Mine, mine, mine (insert Finding Nemo birds here)
As if my ways were better, as if my plan was better, as if I control the moon and the stars, as if I was the one who spoke life into existence. Yes, Nicole, you definitely know better than God does, you're right.....(LOL @me)
Y'all, this topic is burning in my heart right now because it is still a very present struggle I am working to overcome. Surrender is not easy my friends, but in the moments where I allow myself to LET GO of my ginormous ego and realize I am, in fact, not the center of the universe (*shocking, I know*) then God can finally start to peel back the stone-wall borders of my heart, and tenderly remind me of His loving plan for my life, which is SO much better than anything I could think of on my own.
Surrender isn't losing, it's winning.
It is the beautiful place where my heart and God's sovereign will dance, and create something more worthwhile and beautiful than I could ever dare to create, or accomplish, on my own.
I am afraid to trust God sometimes, afraid of where He will call me, afraid it won't look like the "perfect plan" I had created for my life (lolzzz again), afraid of what lies on the other side of letting go, afraid to lose "control" (because ya know, I decide when the sun rises too, in case you didn't know), afraid that God won't provide, afraid of what I can not see.
But isn't that the very definition of faith? "To believe in that which we can not see"
Easier said than done, but not impossible. For nothing is impossible for God. And when we bring our hearts to Him and allow Him to work through us and out into this world...what a beautiful life that is.

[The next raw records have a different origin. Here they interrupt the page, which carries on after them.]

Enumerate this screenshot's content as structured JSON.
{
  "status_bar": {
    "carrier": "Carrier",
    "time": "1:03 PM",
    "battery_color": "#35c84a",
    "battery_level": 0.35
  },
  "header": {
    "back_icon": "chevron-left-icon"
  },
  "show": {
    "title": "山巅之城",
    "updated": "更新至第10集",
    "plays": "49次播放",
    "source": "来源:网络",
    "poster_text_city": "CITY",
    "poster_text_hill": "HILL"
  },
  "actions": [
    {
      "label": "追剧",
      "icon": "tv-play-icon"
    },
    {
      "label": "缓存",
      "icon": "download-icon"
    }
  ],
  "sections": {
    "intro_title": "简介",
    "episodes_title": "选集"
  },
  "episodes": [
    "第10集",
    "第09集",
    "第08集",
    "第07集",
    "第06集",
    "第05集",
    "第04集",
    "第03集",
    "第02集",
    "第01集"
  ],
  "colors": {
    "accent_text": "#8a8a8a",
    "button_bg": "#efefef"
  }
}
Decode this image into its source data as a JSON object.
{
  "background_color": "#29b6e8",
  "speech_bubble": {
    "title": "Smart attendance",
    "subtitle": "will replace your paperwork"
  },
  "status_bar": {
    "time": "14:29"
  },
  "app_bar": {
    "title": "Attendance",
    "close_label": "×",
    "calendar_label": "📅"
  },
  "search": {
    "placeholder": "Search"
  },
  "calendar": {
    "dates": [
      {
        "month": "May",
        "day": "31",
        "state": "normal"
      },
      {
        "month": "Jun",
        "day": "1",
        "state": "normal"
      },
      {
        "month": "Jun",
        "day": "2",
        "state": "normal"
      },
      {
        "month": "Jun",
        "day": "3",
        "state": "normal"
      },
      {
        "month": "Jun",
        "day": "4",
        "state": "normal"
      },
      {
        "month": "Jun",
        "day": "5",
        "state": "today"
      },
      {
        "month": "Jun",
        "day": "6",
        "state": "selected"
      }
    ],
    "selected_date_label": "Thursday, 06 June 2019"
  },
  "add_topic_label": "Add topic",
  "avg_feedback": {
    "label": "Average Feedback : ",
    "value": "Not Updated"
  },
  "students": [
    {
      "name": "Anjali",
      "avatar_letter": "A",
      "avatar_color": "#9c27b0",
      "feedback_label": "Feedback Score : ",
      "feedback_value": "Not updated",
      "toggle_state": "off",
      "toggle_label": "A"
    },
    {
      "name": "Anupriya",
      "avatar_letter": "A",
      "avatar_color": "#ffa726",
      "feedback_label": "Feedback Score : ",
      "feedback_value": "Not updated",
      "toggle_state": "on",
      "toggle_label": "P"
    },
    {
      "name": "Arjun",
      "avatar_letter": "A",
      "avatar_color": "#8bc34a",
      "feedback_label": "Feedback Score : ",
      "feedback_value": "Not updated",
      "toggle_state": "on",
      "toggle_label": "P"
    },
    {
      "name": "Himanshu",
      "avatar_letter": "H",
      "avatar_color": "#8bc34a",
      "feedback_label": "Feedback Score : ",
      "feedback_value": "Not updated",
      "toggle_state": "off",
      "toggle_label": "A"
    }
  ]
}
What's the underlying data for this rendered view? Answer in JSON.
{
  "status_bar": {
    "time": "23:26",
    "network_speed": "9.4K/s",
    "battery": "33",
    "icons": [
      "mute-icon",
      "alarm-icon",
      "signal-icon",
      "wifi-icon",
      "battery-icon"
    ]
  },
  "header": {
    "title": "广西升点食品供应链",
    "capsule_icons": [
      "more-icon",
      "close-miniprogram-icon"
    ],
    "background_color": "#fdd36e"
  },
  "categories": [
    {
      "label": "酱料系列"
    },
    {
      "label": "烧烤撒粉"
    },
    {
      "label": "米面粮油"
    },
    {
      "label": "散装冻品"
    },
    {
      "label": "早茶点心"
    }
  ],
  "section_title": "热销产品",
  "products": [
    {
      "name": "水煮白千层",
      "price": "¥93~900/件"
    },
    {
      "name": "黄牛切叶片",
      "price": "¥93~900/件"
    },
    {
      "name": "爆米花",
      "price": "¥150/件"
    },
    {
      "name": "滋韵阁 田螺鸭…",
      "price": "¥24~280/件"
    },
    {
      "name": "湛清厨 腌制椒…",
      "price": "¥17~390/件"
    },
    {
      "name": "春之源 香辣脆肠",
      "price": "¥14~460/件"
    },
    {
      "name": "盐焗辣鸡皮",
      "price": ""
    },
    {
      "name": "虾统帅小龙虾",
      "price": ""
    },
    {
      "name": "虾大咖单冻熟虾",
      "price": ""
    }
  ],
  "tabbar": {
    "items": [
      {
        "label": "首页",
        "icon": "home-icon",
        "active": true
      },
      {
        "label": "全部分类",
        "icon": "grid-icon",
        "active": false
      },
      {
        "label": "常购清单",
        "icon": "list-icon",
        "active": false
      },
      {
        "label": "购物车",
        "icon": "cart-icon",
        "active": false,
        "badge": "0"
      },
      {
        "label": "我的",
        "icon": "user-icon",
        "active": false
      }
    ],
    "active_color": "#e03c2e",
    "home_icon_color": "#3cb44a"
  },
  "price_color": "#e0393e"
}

My greatest hope is that I will walk in His will every day, but how grateful my heart is when I remember the merciful and loving God who is mine, who forgives my ever-wandering heart and calls me back to Him over, and over, and over again. Who refuses to let me settle for anything less than His very best plan for my life, who loves me at my very worst, and celebrates with me at my very best. That's a God worth living for, and I am certainly not any of those things. Fix my eyes on You Lord, and on the race you have prepared for me, let me run it with endurance, that I may obtain the ultimate prize of eternity with You.